Rodante Abela Siracusa Times

Avv. Fabio Rodante, consigliere comunale di Progetto Siracusa e l’Arch. Nicoletta Abela, consigliere di circoscrizione Neapolis di Progetto Siracusa.

News Siracusa: il consigliere comunale Fabio Rodante e il consigliere di circoscrizione Neapolis, Nicoletta Abela di Progetto Siracusa insieme al gruppo C. SR LAB, hanno proposto alla VII commissione consiliare al Decentramento un approfondimento sulle problematiche vissute dai residenti delle zone balneari.

“Dopo l’audizione del comitato “Pro Arenella” – dichiara Rodante e la redazione di uno specifico atto di indirizzo, che sarà presto discusso in consiglio comunale,  ho richiesto la convocazione del comitato “Pro Fontane Bianche”.

La frazione di Fontane Bianche – prosegue Rodantevive uno stato di isolamento insopportabile, per una delle più belle mete balneari siracusane. La riduzione del servizio di raccolta rifiuti e la carenza del servizio di trasporto pubblico non possono restare ancora inosservate.

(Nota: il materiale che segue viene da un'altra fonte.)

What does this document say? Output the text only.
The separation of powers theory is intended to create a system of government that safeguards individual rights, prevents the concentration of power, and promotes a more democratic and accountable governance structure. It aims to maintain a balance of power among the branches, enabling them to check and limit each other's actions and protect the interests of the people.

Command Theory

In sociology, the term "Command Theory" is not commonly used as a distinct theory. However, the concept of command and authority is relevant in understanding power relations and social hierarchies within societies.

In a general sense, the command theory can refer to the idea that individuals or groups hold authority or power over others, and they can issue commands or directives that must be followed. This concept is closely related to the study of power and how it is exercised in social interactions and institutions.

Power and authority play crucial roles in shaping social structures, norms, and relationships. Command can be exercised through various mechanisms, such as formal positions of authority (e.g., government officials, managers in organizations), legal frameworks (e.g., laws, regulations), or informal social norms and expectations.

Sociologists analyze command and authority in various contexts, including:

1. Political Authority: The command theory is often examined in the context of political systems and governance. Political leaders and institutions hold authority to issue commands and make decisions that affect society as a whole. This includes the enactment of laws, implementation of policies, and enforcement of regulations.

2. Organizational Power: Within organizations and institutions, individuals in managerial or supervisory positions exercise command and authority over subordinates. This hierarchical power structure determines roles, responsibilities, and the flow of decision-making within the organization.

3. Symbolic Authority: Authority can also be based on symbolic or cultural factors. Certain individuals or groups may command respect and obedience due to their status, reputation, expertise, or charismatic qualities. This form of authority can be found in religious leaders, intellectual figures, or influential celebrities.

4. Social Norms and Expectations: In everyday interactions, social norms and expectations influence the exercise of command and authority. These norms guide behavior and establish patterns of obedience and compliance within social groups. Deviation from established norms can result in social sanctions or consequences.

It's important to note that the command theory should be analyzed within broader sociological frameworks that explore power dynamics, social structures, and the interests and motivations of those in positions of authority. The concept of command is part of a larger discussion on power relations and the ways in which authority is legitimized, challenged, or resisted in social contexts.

Proporrò interventi risolutivi su viabilità e parcheggi, riscrivendo il piano della mobilità e del traffico proprio per Fontane Bianche. Da anni è stato predisposto un progetto preliminare per la realizzazione di un nuovo accesso alla frazione balneare e dell’allargamento delle vie da e per Cassibile. Acquisiremo anche la disponibilità ad eventuali concessioni di terreno per lo sbancamento di alcune vie strategiche, essenziali per la sicurezza degli automobilisti.

Il nuovo servizio di trasporto turistico, se potenziato per la città, non potrà escludere un nuovo percorso specifico, seppur limitato alla stagione estiva, da e per le zone balneari, fino a Fontane Bianche. Auspico – conclude il consigliere comunale Rodante – una proficua collaborazione con la circoscrizione Cassibile, da sempre attenta e protagonista di interventi di riqualificazione e progettazione su Fontane Bianche”.

“Il rispetto per i cittadini residenti nelle zone balneari o extraurbane – commenta il consigliere Abela – è pari a zero. Sono ormai numerosi rispetto a 5 o 10 anni fa e non sono di certo cittadini di seconda classe in quanto  pagano tasse anche più alte di coloro che stanno in città, con erogazione di servizi esigui e in alcuni casi praticamente nulla. I residenti vivono in condizioni di poca sicurezza, di  poca igiene e pulizia delle aree comuni, effettivamente inesistente ed in molti casi non hanno né fornitura idrica né allaccio alla fognatura. Si possono considerare trattati alla pari?”